For a book lover, I really am remarkably out of touch with what is going on in the book world. I almost never go into a bookstore that sells new books, most of my weird reading list (with the exception of my book club and my western canon project) comes from garage sales, thrift stores, or things that my nice friends lend me, and I don't read the New York Times Book Review or often even know if one of my favorite authors has come out with a new book. So, when I saw this copy of The Historian by Elizabeth Kostova was a dollar at the library book sale, I decided to go for it. I'm an archivist, so I like historians, and I also like really long books and am not averse to small doses of vampirism. Little did I know (until, actually, a minute ago when I skimmed this insanely comprehensive Wikipedia article) that the rights to Kostova's debut novel earned her a $2 million paycheck, and that, thanks to a hefty advertising budget, this was the first debut novel to hit the New York Times bestsellers list in its first week of publication. And all thanks to a certain runaway bestseller called The Da Vinci Code that got publishers all hot about historical mystery/adventure books.
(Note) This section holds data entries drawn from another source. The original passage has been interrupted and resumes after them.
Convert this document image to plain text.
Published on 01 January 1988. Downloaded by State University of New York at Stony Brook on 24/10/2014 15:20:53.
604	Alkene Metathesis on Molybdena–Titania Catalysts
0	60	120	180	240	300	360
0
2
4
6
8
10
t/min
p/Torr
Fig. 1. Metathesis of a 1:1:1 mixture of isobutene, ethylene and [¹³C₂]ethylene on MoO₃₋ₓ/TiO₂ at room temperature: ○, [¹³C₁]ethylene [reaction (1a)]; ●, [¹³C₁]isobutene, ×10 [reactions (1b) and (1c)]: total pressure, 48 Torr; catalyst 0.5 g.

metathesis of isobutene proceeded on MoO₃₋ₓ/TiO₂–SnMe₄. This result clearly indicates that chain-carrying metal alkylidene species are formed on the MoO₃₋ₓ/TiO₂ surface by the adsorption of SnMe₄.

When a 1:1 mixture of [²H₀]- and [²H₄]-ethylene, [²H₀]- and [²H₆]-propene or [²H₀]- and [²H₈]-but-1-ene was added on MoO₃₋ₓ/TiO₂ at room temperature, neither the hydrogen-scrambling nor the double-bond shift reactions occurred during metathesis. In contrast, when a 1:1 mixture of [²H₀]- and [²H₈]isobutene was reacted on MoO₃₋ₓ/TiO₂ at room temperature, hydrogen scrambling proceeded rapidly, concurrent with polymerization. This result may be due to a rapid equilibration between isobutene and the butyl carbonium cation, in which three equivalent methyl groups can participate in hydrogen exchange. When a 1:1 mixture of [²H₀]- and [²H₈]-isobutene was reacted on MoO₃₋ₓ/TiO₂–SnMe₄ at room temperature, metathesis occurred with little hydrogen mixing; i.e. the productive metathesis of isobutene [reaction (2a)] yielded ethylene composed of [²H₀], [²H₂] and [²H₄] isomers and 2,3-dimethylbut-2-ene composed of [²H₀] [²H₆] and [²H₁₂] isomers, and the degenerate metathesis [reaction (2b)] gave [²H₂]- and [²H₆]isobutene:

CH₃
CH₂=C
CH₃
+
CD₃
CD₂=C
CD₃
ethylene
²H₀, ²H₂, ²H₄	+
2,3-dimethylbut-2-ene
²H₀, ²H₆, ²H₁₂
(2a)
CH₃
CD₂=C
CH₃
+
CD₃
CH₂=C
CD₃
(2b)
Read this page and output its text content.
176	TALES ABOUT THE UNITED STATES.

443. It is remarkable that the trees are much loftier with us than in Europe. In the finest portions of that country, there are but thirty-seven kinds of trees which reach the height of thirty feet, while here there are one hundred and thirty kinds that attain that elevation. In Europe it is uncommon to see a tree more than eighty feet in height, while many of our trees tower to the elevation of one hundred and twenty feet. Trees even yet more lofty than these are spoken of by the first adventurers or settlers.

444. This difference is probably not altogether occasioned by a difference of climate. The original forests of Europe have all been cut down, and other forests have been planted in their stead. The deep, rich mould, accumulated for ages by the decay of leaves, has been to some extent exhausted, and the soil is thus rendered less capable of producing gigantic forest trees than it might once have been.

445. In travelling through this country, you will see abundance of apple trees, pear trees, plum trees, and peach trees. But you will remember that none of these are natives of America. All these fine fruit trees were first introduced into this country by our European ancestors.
I haven't read The Da Vinci Code, but from what I've read about it, Kostova's novel has to be the better written of the two. This 650 page novel is told through a series of letters, diaries, remembered stories, folk songs, historical manuscripts, and journal articles. Our narrator, a middle-aged historian in the present day, pieces together the story of her teenage years in the mid-1970s, her father's grad school days in the 1950s, and her father's adviser's youthful research in the 1930s. All three characters become enmeshed in a never-ending cycle of obsessive research on Vlad Ţepeş aka Vlad the Impaler aka the historical Dracula, and in particular a desire to find the location of his grave. As historians, they naturally don't believe in superstitious notions like vampires, but after finding a very old bound volume containing nothing but blank pages with a woodcut of a dragon and the word Drakula in the center, their researcher brains take over. And they make rapid progress, quickly setting aside their real research projects, chasing down one lead after another, and traveling to distant countries to find another clue to the whereabouts of Dracula. And then: things start getting weird. They see an odd looking broad shouldered man following them. Their pets and friends start dying. People with bite marks on the side of their necks tell them that they should stop their research. And ultimately they are personally threatened by the big D. himself.
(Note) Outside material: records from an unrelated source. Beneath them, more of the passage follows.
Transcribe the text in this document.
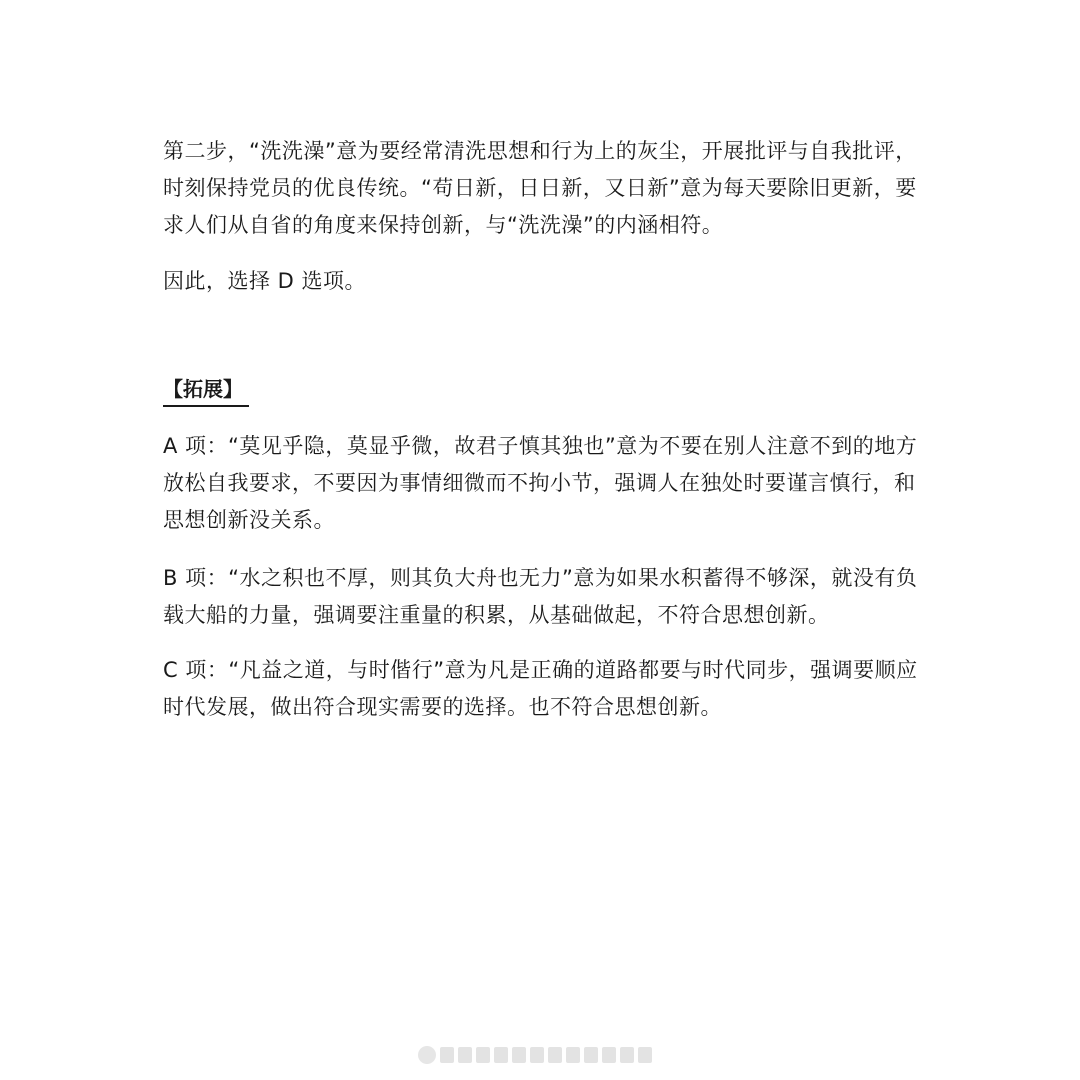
第二步，“洗洗澡”意为要经常清洗思想和行为上的灰尘，开展批评与自我批评，时刻保持党员的优良传统。“苟日新，日日新，又日新”意为每天要除旧更新，要求人们从自省的角度来保持创新，与“洗洗澡”的内涵相符。

因此，选择 D 选项。

【拓展】

A 项：“莫见乎隐，莫显乎微，故君子慎其独也”意为不要在别人注意不到的地方放松自我要求，不要因为事情细微而不拘小节，强调人在独处时要谨言慎行，和思想创新没关系。

B 项：“水之积也不厚，则其负大舟也无力”意为如果水积蓄得不够深，就没有负载大船的力量，强调要注重量的积累，从基础做起，不符合思想创新。

C 项：“凡益之道，与时偕行”意为凡是正确的道路都要与时代同步，强调要顺应时代发展，做出符合现实需要的选择。也不符合思想创新。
One by one our historians take the hint and stop researching Dracula. And one by one the next person in the chain discovers the book and picks up the research.
I was expecting to do a lot of cringing whenever the characters went to a library or an archives, because usually historical research in fictional books or movies is not portrayed very realistically. Kostova, on the other hand, gives us a book where historical research looks pretty familiar: no characters steal books or manuscripts from a repository; rare documents are treated with respect; the research takes a very very very long time, nothing is all in one repository, and plenty of documents just never made it into a collection at all. Big thumbs up on her research knowledge!
In the book the characters do a lot of traveling: from Oxford to Harvard, all around Eastern Europe, to France, Istanbul, Hungary, Bulgaria. The first 100 pages or so read more like a travel guide than a novel, and while it is clear that Kostova has really been to the places mentioned in the book, her descriptions of the sights and sounds of Europe are a little overblown and take away from the drive of the narrative. Once she gets going, however, the plot picks up and the last 100 pages are very exciting and bring us to a satisfying conclusion.
This isn't the best thing I've ever read (there is not a lot of variety in the characters' voices, it could use some tightening up, and sometimes her pacing is off), but is a fun read and the historical look at Vlad the Impaler, the fall of Byzantium, and the rise of the Ottoman empire is almost more exciting than the actual vampires. And there are some of those, including a character referred to as the "evil librarian."
If you want lots of sexy vampire action, this book is probably not for you, but if you have a little patience and a love for historiography, then it don't let its bestselling nature scare you away.